26. Orbene, tornando al caso che qui ci occupa, si tratta di verificare in primo luogo se lo sciopero del personale del controllo aereo possa o meno rientrare nel novero degli eventi eccezionali, non direttamente 'gestibili' dal vettore aereo operativo e comunque allo stesso non attribuibili.
27. Al riguardo, mentre lo sciopero del personale dipendente del vettore aereo operativo non è stato ritenuto evento eccezionale, lo stesso non può dirsi per lo sciopero del personale del controllo aereo o dello scalo aeroportuale, vicenda che il vettore non può gestire e sulla quale nulla può incidere.
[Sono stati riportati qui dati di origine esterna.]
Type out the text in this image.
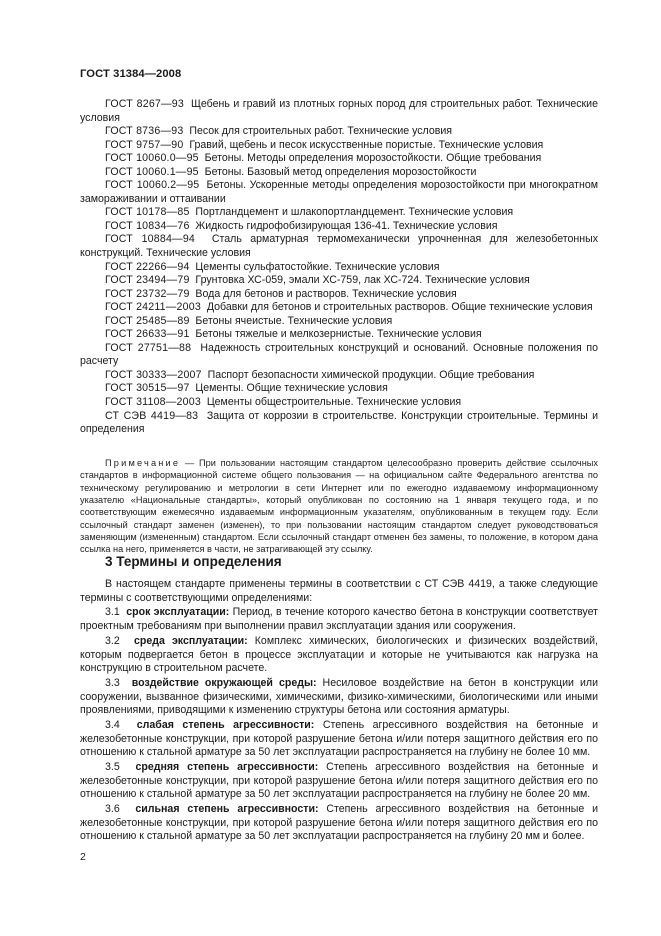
ГОСТ 31384—2008

ГОСТ 8267—93 Щебень и гравий из плотных горных пород для строительных работ. Технические условия

ГОСТ 8736—93 Песок для строительных работ. Технические условия

ГОСТ 9757—90 Гравий, щебень и песок искусственные пористые. Технические условия

ГОСТ 10060.0—95 Бетоны. Методы определения морозостойкости. Общие требования

ГОСТ 10060.1—95 Бетоны. Базовый метод определения морозостойкости

ГОСТ 10060.2—95 Бетоны. Ускоренные методы определения морозостойкости при многократном замораживании и оттаивании

ГОСТ 10178—85 Портландцемент и шлакопортландцемент. Технические условия

ГОСТ 10834—76 Жидкость гидрофобизирующая 136-41. Технические условия

ГОСТ 10884—94 Сталь арматурная термомеханически упрочненная для железобетонных конструкций. Технические условия

ГОСТ 22266—94 Цементы сульфатостойкие. Технические условия

ГОСТ 23494—79 Грунтовка ХС-059, эмали ХС-759, лак ХС-724. Технические условия

ГОСТ 23732—79 Вода для бетонов и растворов. Технические условия

ГОСТ 24211—2003 Добавки для бетонов и строительных растворов. Общие технические условия

ГОСТ 25485—89 Бетоны ячеистые. Технические условия

ГОСТ 26633—91 Бетоны тяжелые и мелкозернистые. Технические условия

ГОСТ 27751—88 Надежность строительных конструкций и оснований. Основные положения по расчету

ГОСТ 30333—2007 Паспорт безопасности химической продукции. Общие требования

ГОСТ 30515—97 Цементы. Общие технические условия

ГОСТ 31108—2003 Цементы общестроительные. Технические условия

СТ СЭВ 4419—83 Защита от коррозии в строительстве. Конструкции строительные. Термины и определения

Примечание — При пользовании настоящим стандартом целесообразно проверить действие ссылочных стандартов в информационной системе общего пользования — на официальном сайте Федерального агентства по техническому регулированию и метрологии в сети Интернет или по ежегодно издаваемому информационному указателю «Национальные стандарты», который опубликован по состоянию на 1 января текущего года, и по соответствующим ежемесячно издаваемым информационным указателям, опубликованным в текущем году. Если ссылочный стандарт заменен (изменен), то при пользовании настоящим стандартом следует руководствоваться заменяющим (измененным) стандартом. Если ссылочный стандарт отменен без замены, то положение, в котором дана ссылка на него, применяется в части, не затрагивающей эту ссылку.

3 Термины и определения

В настоящем стандарте применены термины в соответствии с СТ СЭВ 4419, а также следующие термины с соответствующими определениями:

3.1 срок эксплуатации: Период, в течение которого качество бетона в конструкции соответствует проектным требованиям при выполнении правил эксплуатации здания или сооружения.

3.2 среда эксплуатации: Комплекс химических, биологических и физических воздействий, которым подвергается бетон в процессе эксплуатации и которые не учитываются как нагрузка на конструкцию в строительном расчете.

3.3 воздействие окружающей среды: Несиловое воздействие на бетон в конструкции или сооружении, вызванное физическими, химическими, физико-химическими, биологическими или иными проявлениями, приводящими к изменению структуры бетона или состояния арматуры.

3.4 слабая степень агрессивности: Степень агрессивного воздействия на бетонные и железобетонные конструкции, при которой разрушение бетона и/или потеря защитного действия его по отношению к стальной арматуре за 50 лет эксплуатации распространяется на глубину не более 10 мм.

3.5 средняя степень агрессивности: Степень агрессивного воздействия на бетонные и железобетонные конструкции, при которой разрушение бетона и/или потеря защитного действия его по отношению к стальной арматуре за 50 лет эксплуатации распространяется на глубину не более 20 мм.

3.6 сильная степень агрессивности: Степень агрессивного воздействия на бетонные и железобетонные конструкции, при которой разрушение бетона и/или потеря защитного действия его по отношению к стальной арматуре за 50 лет эксплуатации распространяется на глубину 20 мм и более.

2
28. Sul punto, con il conforto della giurisprudenza comunitaria e nazionale, è invero necessario distinguere fra eventi di origine interna ed eventi di origine esterna: i primi si riferiscono all'indizione di sciopero del personale del vettore aereo operativo, che infatti non può essere qualificata come 'circostanza eccezionale', ai sensi del citato articolo 5, comma 3, qualora tale sciopero sia legato a rivendicazioni attinenti ai rapporti di lavoro tra detto vettore
13 e il suo personale, le quali possano essere trattate nell'ambito del dialogo sociale interno all'impresa; viceversa i secondi si riferiscono agli scioperi esterni all'attività del vettore aereo operativo e tali da riguardare, p.es., gli scioperi dei controllori di volo o del personale di un aeroporto (cfr. Corte di Giustizia del 4/10/2012, Finnair, C-22/11), in quanto si tratta di eventi che, non rientrando nell'esercizio della ordinaria attività di impresa del vettore aereo operativo, sfuggono all'effettivo controllo di quest'ultimo e costituiscono appunto
'circostanze eccezionali', ai sensi del citato articolo 5, comma 3, del Regolamento n.
261/2004 CE.
29. L'accertata sussistenza di detti eventi di origine esterna -come detto- non è peraltro sufficiente, in quanto è pur sempre richiesto, ai fini dell'esonero da responsabilità, un quid pluris da parte del vettore aereo operativo.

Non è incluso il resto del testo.